NEW YORK (AP) — A tearful U.S. citizen who bribed a top United Nations official to get support for business ventures was sentenced to 20 months in prison Friday by a judge who said bribery schemes do "substantial damage" to the U.N.'s image.
Sheri Yan, 60, was sentenced by U.S. District Judge Vernon Broderick in Manhattan after pleading guilty to a bribery charge in January.
The judge said prison was necessary because of the seriousness of the crime.
"There is substantial damage done to the U.N. and the image of the U.N. itself," Broderick said. "Whenever members of institutions accept or are given bribes, it diminishes that institution."
Yan admitted paying more than $800,000 in bribes to former U.N. General Assembly President John Ashe, who died several weeks ago in an accident at home. He was awaiting trial after pleading not guilty to a tax charge in the case.
Before the sentence was announced, Yan apologized, saying: "I will be forever punishing myself."
"I am very, very, very sorry," she said, a stack of tissues she had used to wipe away tears resting on the table before her.
Broderick rejected a request to keep Yan out of prison by defense attorney Christine Chung, who cited Yan's difficult childhood and "the shame and dishonor and the ripping down of her whole life" that resulted after her arrest last fall. Prosecutors sought a nearly six-year prison term.

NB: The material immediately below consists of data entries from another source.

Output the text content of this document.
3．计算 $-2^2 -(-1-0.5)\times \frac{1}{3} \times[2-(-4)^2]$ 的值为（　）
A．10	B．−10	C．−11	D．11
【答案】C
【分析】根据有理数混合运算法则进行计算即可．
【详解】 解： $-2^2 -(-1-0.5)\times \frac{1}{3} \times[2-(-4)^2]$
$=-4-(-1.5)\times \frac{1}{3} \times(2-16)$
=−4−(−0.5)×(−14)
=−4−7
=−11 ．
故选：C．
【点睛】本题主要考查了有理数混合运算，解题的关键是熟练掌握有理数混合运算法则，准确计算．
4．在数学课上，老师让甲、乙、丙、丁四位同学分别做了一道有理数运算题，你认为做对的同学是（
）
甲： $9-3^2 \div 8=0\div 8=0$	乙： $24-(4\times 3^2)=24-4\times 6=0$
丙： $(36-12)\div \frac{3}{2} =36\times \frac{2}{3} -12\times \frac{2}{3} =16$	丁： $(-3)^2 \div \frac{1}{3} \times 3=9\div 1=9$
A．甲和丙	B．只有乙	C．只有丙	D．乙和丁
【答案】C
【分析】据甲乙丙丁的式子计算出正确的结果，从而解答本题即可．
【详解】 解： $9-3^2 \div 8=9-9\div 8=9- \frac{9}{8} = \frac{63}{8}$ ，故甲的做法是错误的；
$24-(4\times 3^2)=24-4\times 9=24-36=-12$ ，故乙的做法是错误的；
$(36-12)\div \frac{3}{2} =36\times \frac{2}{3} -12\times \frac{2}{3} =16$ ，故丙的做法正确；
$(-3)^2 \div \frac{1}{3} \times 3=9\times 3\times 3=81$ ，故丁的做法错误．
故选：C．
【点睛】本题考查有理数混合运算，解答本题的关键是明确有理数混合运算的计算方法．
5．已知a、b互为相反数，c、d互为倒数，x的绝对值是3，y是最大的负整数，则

Chung described Ashe as a predator, seeking money at every turn.
"He had his hand out constantly," she said.
Chung said Yan, born in the Anhui province in China, was forcibly separated from her brother and their parents for six years in 1966 by the Cultural Revolution when her father, a painter and poet, and mother, an editor and news broadcaster, were forced into labor or "re-education."
She came to the United States in 1987 with $400 sewn into her clothes and worked as a nanny and home attendant in Washington D.C., where she met her husband, the lawyer said. She became a naturalized U.S. citizen in 2001.
Chung said she was working as a consultant when she met Ashe in early 2012 in Hong Kong, where Ashe offered to make her an adviser when he became president of the General Assembly. By spring 2012, Yan was passing along bribes to Ashe.
Prosecutors say funds for the bribes came largely from Ng Lap Seng, the Chinese head of a major real estate development company in Macau. Yan's plea agreement said she gave bribes to Ashe to persuade officials in Antigua to enter into business contracts with foreign companies. At the time, Ashe was an ambassador from Antigua and Barbuda.
Ng, a billionaire, has pleaded not guilty to charges and is awaiting a January trial.